Dalam pelaksanaannya, masyarakat terlebih dahulu menerapkan sistem ombo, yakni penutupan sementara pada beberapa area perairan laut. Sistem adat ini diterapkan sebelum hasil laut dimanfaatkan kembali, sebagai bentuk menjaga keseimbangan alam dan keberlanjutan sumber daya laut.
Terkait hasil tangkapan, masyarakat menjalankan aturan adat yang telah disepakati bersama. Hasil tangkapan ikan yang masuk dalam ketentuan ritual dikumpulkan dan dibawa ke Galampa Kondowa, kemudian diserahkan kepada para tokoh masyarakat dan tokoh adat. Sementara itu, hasil tangkapan yang diperoleh secara mandiri oleh masing-masing warga menjadi bagian mereka dan tidak dikumpulkan, sesuai adat yang berlaku.

Sementara itu, Kepala Desa Kondowa, Ruslan, yang didampingi oleh Kepala Desa Dongkala, La Hasani, menyampaikan bahwa ritual Kabaria merupakan bentuk ketaatan masyarakat terhadap nilai-nilai adat yang diwariskan secara turun-temurun. Menurutnya, Kabaria bukan sekadar kegiatan menangkap ikan, melainkan simbol kebersamaan dan wujud tanggung jawab masyarakat dalam menjaga laut.
“Kabaria ini adalah ritual tahunan masyarakat Kondowa Dongkala. Sebelum laut kembali dimanfaatkan, beberapa wilayah perairan kami tutup sementara dengan sistem ombo. Ini bagian dari aturan adat agar alam tetap terjaga dan lestari,” ujar Ruslan.
Sementara itu, mantan Kepala Desa Kondowa, Husni Ali, menegaskan bahwa Kabaria harus terus dipertahankan sebagai warisan adat yang menyatukan masyarakat lintas generasi. Ia menilai, kehadiran generasi muda hingga anak-anak sekolah dalam kegiatan ini menjadi tanda bahwa adat masih hidup dan diterima oleh semua kalangan.
Ritual Kabaria juga berlandaskan falsafah hidup masyarakat Kondowa, Pi anano koicu, Pi anano lompa, yang mengandung makna persatuan, kebersamaan, dan tanggung jawab kolektif.

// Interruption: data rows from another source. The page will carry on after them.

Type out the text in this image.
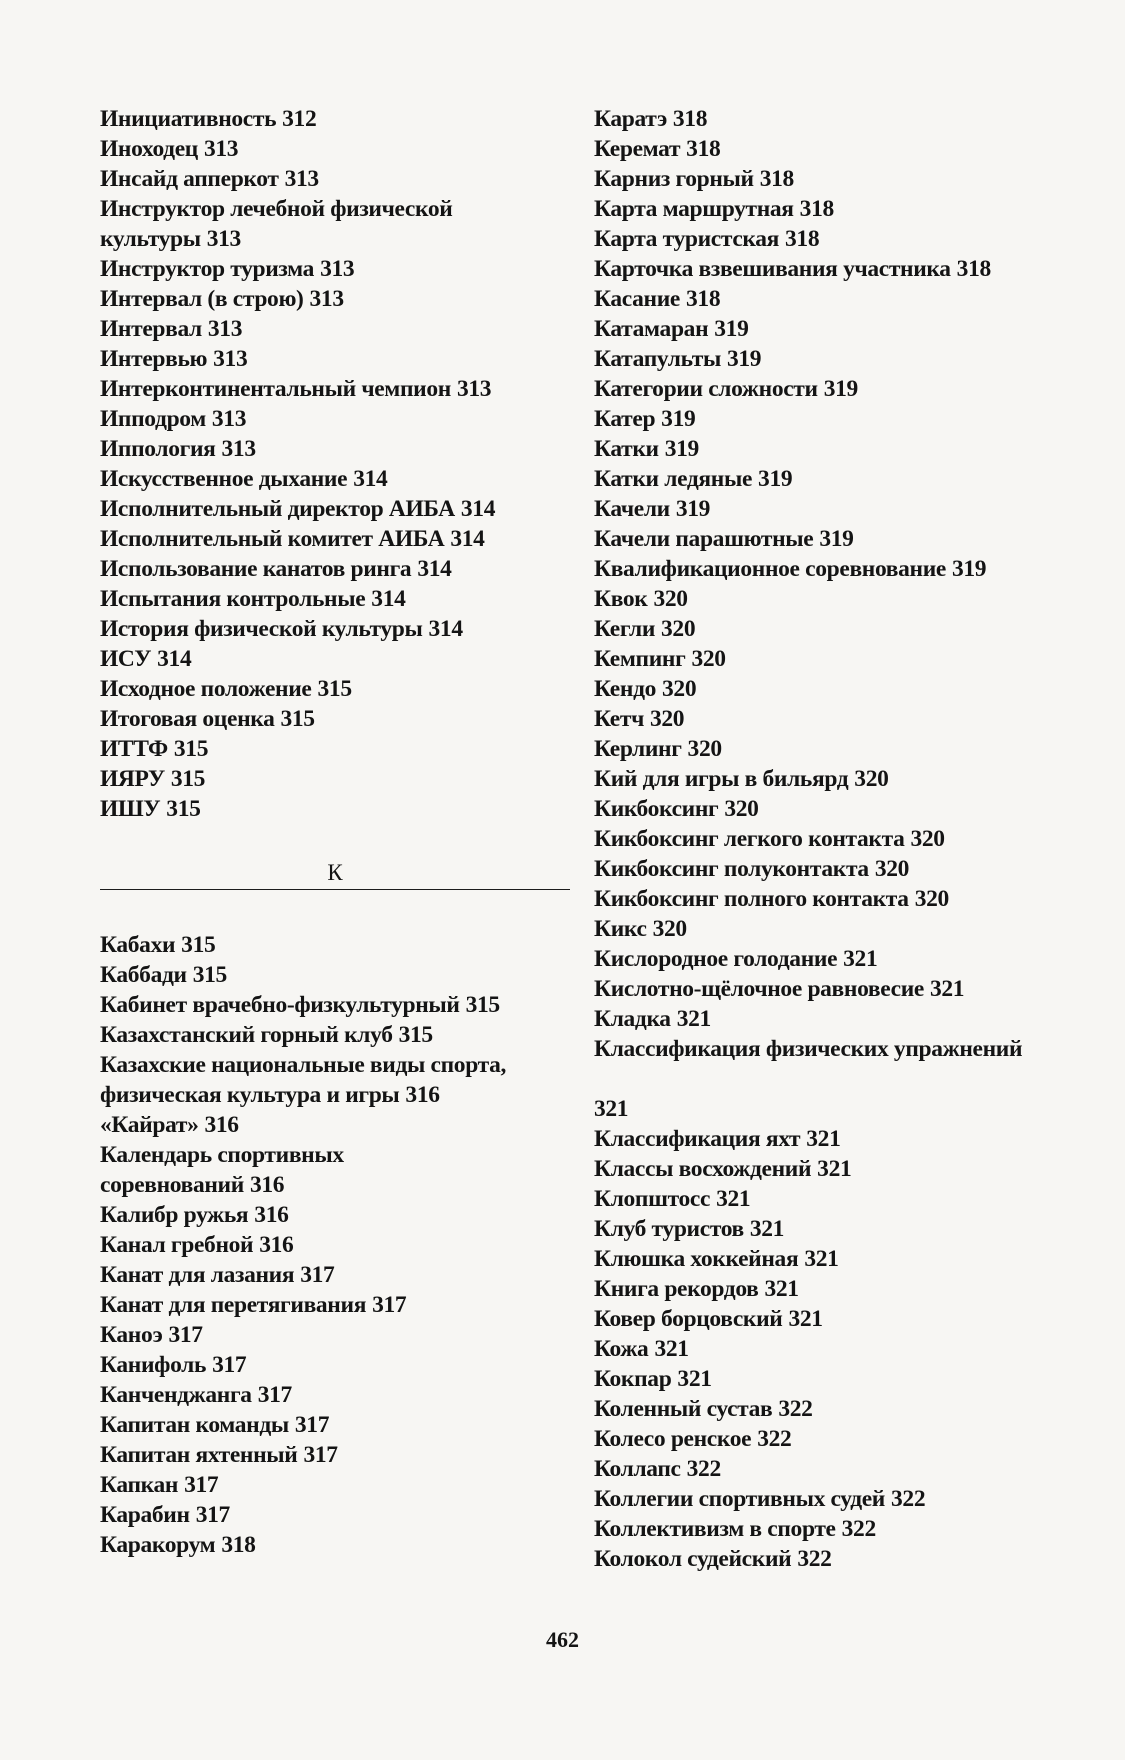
Инициативность 312
Иноходец 313
Инсайд апперкот 313
Инструктор лечебной физической
культуры 313
Инструктор туризма 313
Интервал (в строю) 313
Интервал 313
Интервью 313
Интерконтинентальный чемпион 313
Ипподром 313
Иппология 313
Искусственное дыхание 314
Исполнительный директор АИБА 314
Исполнительный комитет АИБА 314
Использование канатов ринга 314
Испытания контрольные 314
История физической культуры 314
ИСУ 314
Исходное положение 315
Итоговая оценка 315
ИТТФ 315
ИЯРУ 315
ИШУ 315
К
Кабахи 315
Каббади 315
Кабинет врачебно-физкультурный 315
Казахстанский горный клуб 315
Казахские национальные виды спорта,
физическая культура и игры 316
«Кайрат» 316
Календарь спортивных
соревнований 316
Калибр ружья 316
Канал гребной 316
Канат для лазания 317
Канат для перетягивания 317
Каноэ 317
Канифоль 317
Канченджанга 317
Капитан команды 317
Капитан яхтенный 317
Капкан 317
Карабин 317
Каракорум 318
Каратэ 318
Керемат 318
Карниз горный 318
Карта маршрутная 318
Карта туристская 318
Карточка взвешивания участника 318
Касание 318
Катамаран 319
Катапульты 319
Категории сложности 319
Катер 319
Катки 319
Катки ледяные 319
Качели 319
Качели парашютные 319
Квалификационное соревнование 319
Квок 320
Кегли 320
Кемпинг 320
Кендо 320
Кетч 320
Керлинг 320
Кий для игры в бильярд 320
Кикбоксинг 320
Кикбоксинг легкого контакта 320
Кикбоксинг полуконтакта 320
Кикбоксинг полного контакта 320
Кикс 320
Кислородное голодание 321
Кислотно-щёлочное равновесие 321
Кладка 321
Классификация физических упражнений

321
Классификация яхт 321
Классы восхождений 321
Клопштосс 321
Клуб туристов 321
Клюшка хоккейная 321
Книга рекордов 321
Ковер борцовский 321
Кожа 321
Кокпар 321
Коленный сустав 322
Колесо ренское 322
Коллапс 322
Коллегии спортивных судей 322
Коллективизм в спорте 322
Колокол судейский 322
462
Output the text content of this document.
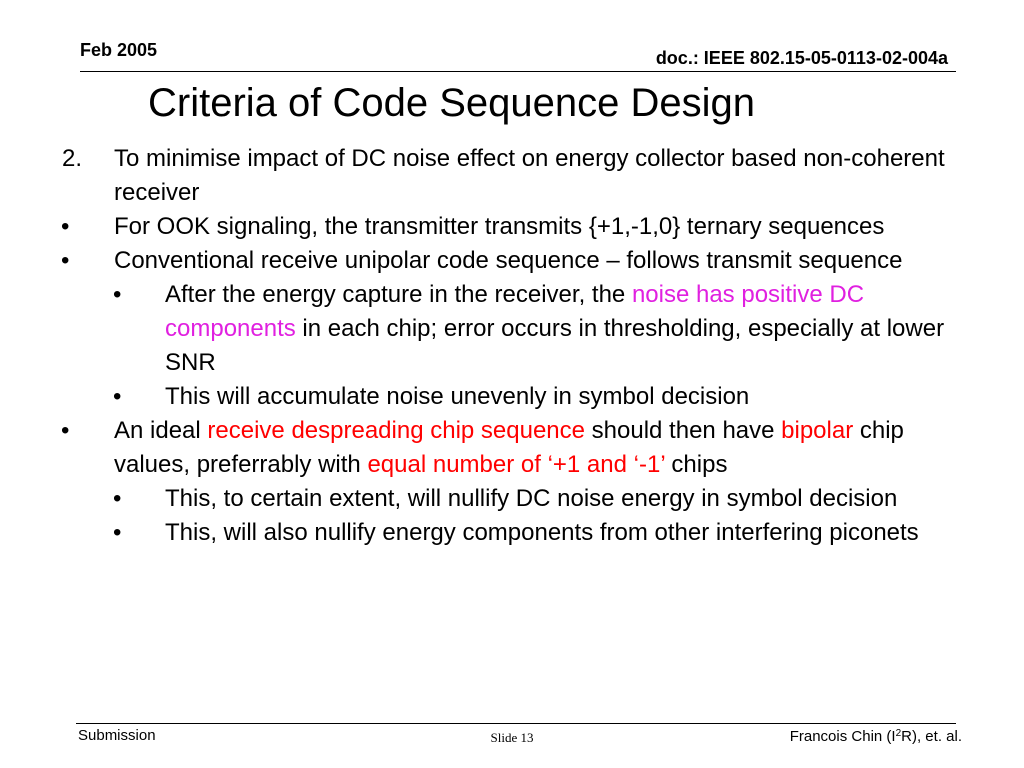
Feb 2005	doc.: IEEE 802.15-05-0113-02-004a
Criteria of Code Sequence Design
2. To minimise impact of DC noise effect on energy collector based non-coherent receiver
• For OOK signaling, the transmitter transmits {+1,-1,0} ternary sequences
• Conventional receive unipolar code sequence – follows transmit sequence
• After the energy capture in the receiver, the noise has positive DC components in each chip; error occurs in thresholding, especially at lower SNR
• This will accumulate noise unevenly in symbol decision
• An ideal receive despreading chip sequence should then have bipolar chip values, preferrably with equal number of ‘+1 and ‘-1’ chips
• This, to certain extent, will nullify DC noise energy in symbol decision
• This, will also nullify energy components from other interfering piconets
Submission	Slide 13	Francois Chin $(I^2R)$, et. al.
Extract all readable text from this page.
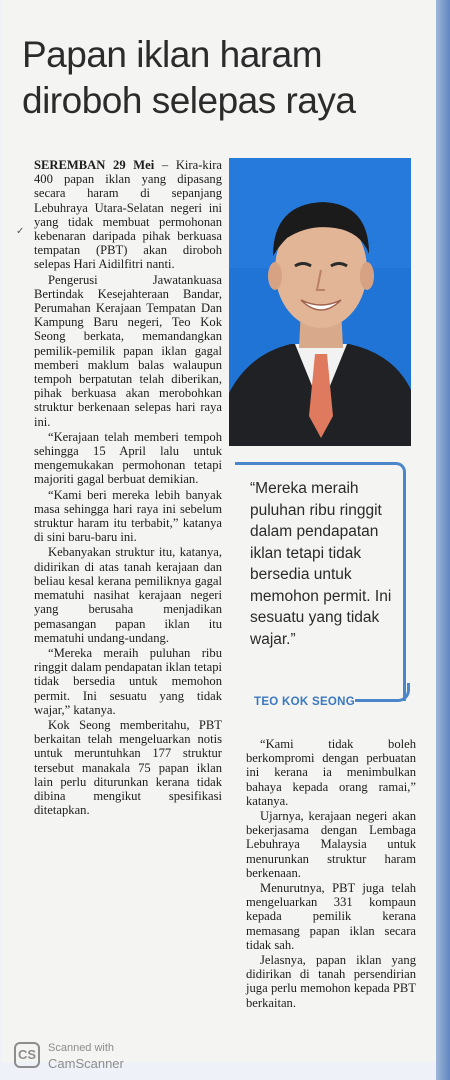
Papan iklan haram
diroboh selepas raya

SEREMBAN 29 Mei – Kira-kira 400 papan iklan yang dipasang secara haram di sepanjang Lebuhraya Utara-Selatan negeri ini yang tidak membuat permohonan kebenaran daripada pihak berkuasa tempatan (PBT) akan diroboh selepas Hari Aidilfitri nanti.

Pengerusi Jawatankuasa Bertindak Kesejahteraan Bandar, Perumahan Kerajaan Tempatan Dan Kampung Baru negeri, Teo Kok Seong berkata, memandangkan pemilik-pemilik papan iklan gagal memberi maklum balas walaupun tempoh berpatutan telah diberikan, pihak berkuasa akan merobohkan struktur berkenaan selepas hari raya ini.

“Kerajaan telah memberi tempoh sehingga 15 April lalu untuk mengemukakan permohonan tetapi majoriti gagal berbuat demikian.

“Kami beri mereka lebih banyak masa sehingga hari raya ini sebelum struktur haram itu terbabit,” katanya di sini baru-baru ini.

Kebanyakan struktur itu, katanya, didirikan di atas tanah kerajaan dan beliau kesal kerana pemiliknya gagal mematuhi nasihat kerajaan negeri yang berusaha menjadikan pemasangan papan iklan itu mematuhi undang-undang.

“Mereka meraih puluhan ribu ringgit dalam pendapatan iklan tetapi tidak bersedia untuk memohon permit. Ini sesuatu yang tidak wajar,” katanya.

Kok Seong memberitahu, PBT berkaitan telah mengeluarkan notis untuk meruntuhkan 177 struktur tersebut manakala 75 papan iklan lain perlu diturunkan kerana tidak dibina mengikut spesifikasi ditetapkan.

“Mereka meraih puluhan ribu ringgit dalam pendapatan iklan tetapi tidak bersedia untuk memohon permit. Ini sesuatu yang tidak wajar.”
TEO KOK SEONG

“Kami tidak boleh berkompromi dengan perbuatan ini kerana ia menimbulkan bahaya kepada orang ramai,” katanya.

Ujarnya, kerajaan negeri akan bekerjasama dengan Lembaga Lebuhraya Malaysia untuk menurunkan struktur haram berkenaan.

Menurutnya, PBT juga telah mengeluarkan 331 kompaun kepada pemilik kerana memasang papan iklan secara tidak sah.

Jelasnya, papan iklan yang didirikan di tanah persendirian juga perlu memohon kepada PBT berkaitan.

✓
CS	Scanned with
CamScanner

Nilai ini sejalan dengan Pancasila, khususnya sila ketiga Persatuan Indonesia, yang tercermin dalam praktik kehidupan sosial masyarakat Kondowa Dongkala.

Kegiatan adat tersebut turut dihadiri Wakil Kepala Kepolisian Resor (Waka Polres) Buton, Kompol Aslim, S.H., M.H., sebagai bentuk dukungan terhadap pelestarian budaya lokal sekaligus memastikan kegiatan berlangsung aman dan tertib.
Ritual Kabaria kembali menegaskan bahwa adat bukan sekadar peninggalan masa lalu, melainkan pedoman hidup yang terus dijaga. Dari laut menuju Galampa, dari kebersamaan menuju persatuan, masyarakat Kondowa Dongkala menata langkah menyongsong pesta adat tahunan dengan semangat menjaga alam dan merawat pangka budaya agar tetap hidup lintas generasi.